Sunday, May 15, 2011

Arugula Salad with Grilled Eggplant and Peppers

Serve up a Mediterranean salad for dinner. The flavor pairs well most meats, but especially lamb. Marinate the lamb in some olive oil, garlic and oregano and make kebobs to put on the grill.

Ingredients for Salad

2 large red bell peppers
1 large eggplant, peeled and cut into 1-inch cubes
4 tablespoons olive oil, divided
3 tablespoons fresh lemon juice
1 ½ tablespoons drained capers
1 tablespoon chopped fresh oregano
4 cups arugula

Char the peppers directly over the gas flame on your stove, or broil until blackened on all sides. Put the peppers in a paper bag and let them steam for about 10 minutes. When cool, seed and coarsely chop the peppers.

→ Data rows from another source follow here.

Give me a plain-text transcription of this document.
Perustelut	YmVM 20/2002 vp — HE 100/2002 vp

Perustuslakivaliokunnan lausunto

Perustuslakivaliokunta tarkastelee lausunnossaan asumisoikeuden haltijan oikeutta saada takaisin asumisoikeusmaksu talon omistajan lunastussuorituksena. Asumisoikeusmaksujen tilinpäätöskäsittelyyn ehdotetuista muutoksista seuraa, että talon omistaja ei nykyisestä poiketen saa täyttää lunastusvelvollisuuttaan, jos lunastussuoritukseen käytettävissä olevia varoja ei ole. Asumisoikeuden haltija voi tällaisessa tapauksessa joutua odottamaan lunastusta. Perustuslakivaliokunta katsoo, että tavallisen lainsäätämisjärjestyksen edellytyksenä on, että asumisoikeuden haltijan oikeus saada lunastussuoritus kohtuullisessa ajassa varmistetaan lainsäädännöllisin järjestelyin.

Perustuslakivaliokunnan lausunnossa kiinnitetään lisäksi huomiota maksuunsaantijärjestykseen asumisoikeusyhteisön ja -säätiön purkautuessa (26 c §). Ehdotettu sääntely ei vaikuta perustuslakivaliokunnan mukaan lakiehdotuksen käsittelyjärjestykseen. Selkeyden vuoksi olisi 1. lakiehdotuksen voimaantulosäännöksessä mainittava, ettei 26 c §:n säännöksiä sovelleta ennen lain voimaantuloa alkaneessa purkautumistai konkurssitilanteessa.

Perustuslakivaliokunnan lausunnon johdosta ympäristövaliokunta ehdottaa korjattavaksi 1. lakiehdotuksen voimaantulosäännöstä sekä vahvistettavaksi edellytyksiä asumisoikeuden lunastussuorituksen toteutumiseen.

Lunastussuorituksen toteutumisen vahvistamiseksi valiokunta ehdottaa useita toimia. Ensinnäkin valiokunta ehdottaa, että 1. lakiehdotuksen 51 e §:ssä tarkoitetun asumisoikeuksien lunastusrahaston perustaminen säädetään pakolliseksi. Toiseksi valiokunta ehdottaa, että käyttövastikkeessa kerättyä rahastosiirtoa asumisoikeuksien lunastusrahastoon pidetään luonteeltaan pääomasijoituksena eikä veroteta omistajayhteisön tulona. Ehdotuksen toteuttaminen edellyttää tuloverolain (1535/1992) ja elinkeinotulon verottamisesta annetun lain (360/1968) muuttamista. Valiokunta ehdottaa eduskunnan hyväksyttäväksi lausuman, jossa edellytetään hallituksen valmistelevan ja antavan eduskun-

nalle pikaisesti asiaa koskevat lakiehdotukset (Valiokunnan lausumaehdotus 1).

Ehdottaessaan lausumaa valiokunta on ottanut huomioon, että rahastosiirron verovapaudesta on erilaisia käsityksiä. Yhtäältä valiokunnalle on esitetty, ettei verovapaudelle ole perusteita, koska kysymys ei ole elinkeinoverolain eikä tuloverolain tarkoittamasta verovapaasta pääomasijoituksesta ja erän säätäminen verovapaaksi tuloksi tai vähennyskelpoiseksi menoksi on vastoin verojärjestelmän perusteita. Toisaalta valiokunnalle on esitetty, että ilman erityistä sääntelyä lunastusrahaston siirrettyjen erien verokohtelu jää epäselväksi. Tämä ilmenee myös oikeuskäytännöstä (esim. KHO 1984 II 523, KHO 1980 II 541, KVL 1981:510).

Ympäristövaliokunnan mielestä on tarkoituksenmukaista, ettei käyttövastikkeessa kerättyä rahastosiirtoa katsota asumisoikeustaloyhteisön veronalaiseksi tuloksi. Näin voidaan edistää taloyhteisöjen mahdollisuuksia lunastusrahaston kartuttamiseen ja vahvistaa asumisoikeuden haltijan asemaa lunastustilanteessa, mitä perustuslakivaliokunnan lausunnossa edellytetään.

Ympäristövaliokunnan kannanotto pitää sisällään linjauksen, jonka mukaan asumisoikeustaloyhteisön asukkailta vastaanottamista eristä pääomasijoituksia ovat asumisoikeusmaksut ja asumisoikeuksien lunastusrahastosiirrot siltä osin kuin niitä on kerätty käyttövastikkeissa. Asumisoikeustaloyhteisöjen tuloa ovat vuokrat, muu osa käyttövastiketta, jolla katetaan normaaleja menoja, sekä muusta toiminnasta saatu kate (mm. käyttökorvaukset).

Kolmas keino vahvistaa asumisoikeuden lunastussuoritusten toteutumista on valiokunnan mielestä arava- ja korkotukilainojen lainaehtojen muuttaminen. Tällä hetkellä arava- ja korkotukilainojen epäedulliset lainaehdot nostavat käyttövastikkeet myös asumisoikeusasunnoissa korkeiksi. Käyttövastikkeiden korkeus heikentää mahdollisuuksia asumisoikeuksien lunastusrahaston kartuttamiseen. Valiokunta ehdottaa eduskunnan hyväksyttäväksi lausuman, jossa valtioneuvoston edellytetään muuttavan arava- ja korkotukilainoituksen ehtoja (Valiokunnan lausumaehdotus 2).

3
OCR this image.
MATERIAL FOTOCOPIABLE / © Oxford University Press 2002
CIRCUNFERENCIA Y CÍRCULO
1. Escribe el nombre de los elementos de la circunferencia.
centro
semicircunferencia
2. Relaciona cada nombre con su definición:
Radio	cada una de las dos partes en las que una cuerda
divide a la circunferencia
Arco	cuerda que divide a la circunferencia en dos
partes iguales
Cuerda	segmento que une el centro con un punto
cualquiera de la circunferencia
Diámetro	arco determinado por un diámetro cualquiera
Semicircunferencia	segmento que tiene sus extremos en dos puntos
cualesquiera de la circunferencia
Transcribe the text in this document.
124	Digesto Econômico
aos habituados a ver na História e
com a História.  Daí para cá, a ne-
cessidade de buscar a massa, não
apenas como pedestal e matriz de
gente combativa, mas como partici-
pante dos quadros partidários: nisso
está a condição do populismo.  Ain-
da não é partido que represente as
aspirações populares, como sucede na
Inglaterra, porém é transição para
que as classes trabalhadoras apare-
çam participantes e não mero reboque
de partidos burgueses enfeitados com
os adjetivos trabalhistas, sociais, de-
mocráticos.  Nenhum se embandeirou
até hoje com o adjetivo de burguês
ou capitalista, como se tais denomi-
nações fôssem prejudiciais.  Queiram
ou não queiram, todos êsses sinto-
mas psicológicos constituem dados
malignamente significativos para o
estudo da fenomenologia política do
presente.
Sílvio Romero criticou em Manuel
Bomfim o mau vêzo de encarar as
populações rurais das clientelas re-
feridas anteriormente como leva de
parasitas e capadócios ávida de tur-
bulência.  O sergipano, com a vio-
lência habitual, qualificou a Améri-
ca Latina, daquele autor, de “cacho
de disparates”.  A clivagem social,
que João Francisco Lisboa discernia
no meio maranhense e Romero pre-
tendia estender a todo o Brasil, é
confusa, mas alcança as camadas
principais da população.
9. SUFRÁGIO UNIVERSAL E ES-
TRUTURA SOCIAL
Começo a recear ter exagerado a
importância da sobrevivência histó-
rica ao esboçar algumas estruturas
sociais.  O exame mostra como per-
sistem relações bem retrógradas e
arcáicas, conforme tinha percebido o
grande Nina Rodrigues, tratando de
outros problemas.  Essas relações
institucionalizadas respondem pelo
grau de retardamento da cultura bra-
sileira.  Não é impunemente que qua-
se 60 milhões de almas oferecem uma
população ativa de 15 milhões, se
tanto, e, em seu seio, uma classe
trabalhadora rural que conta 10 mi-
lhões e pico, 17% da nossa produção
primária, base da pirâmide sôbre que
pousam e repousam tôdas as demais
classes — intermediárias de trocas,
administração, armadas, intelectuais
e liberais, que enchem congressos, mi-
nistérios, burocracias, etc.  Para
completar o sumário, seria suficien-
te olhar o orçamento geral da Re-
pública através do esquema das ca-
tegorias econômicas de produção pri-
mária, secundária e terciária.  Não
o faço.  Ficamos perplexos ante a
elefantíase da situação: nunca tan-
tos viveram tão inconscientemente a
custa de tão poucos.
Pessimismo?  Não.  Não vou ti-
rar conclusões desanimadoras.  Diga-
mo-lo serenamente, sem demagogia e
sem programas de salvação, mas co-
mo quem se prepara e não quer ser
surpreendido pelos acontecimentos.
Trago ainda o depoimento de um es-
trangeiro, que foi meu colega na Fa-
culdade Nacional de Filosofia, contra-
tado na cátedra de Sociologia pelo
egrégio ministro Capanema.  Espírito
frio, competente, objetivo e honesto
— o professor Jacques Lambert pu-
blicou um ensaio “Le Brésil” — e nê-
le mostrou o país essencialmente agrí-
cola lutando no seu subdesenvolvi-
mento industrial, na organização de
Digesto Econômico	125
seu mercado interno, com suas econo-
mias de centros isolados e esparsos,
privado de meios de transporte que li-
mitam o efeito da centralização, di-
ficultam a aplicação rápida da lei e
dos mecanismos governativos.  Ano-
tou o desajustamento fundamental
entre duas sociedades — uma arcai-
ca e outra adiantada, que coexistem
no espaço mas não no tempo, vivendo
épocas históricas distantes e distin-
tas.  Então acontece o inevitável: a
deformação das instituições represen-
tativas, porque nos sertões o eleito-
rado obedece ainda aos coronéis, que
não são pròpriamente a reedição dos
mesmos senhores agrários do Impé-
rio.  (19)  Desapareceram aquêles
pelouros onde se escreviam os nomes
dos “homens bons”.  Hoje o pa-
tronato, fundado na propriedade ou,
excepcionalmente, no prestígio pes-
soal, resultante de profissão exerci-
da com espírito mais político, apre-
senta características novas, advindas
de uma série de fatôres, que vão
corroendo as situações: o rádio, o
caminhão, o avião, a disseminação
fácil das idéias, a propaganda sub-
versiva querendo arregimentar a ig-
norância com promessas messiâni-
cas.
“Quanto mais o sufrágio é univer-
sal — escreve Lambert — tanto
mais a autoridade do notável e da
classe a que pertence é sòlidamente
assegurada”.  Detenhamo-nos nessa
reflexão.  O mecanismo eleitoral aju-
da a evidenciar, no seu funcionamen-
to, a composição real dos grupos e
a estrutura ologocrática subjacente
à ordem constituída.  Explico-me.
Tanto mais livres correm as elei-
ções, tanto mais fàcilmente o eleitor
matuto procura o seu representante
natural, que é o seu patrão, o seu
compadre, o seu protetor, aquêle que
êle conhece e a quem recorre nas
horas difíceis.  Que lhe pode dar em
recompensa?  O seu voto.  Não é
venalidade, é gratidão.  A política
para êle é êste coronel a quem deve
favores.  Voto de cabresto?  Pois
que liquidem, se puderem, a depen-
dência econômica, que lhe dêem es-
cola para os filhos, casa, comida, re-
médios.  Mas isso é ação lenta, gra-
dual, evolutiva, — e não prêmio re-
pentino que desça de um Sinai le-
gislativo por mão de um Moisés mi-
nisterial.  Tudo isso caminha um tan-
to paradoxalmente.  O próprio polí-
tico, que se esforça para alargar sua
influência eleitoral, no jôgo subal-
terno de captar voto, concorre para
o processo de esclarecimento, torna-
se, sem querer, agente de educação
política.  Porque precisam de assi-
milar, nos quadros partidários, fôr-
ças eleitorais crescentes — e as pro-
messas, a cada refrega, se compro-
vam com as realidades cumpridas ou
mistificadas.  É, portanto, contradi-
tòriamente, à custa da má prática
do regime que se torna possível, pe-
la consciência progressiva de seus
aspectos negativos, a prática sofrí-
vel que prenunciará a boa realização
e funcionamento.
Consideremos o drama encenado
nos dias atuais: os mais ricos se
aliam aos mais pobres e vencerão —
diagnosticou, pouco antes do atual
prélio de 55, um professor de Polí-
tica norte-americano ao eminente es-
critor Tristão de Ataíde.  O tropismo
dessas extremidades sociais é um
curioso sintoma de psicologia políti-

Put the eggplant in a colander and sprinkle with salt. (Mix with your hands.) Let stand for half an hour. Rinse the eggplant, drain, and pat dry. Heat 3 tablespoons of olive oil in a skillet and sauté for 5 minutes. Turn off heat. Add the lemon juice, capers, oregano, roasted peppers and remaining 1 tablespoon olive oil to the eggplant and mix to combine. Season with salt and pepper.

When ready to serve, toss the arugula into the eggplant mixture.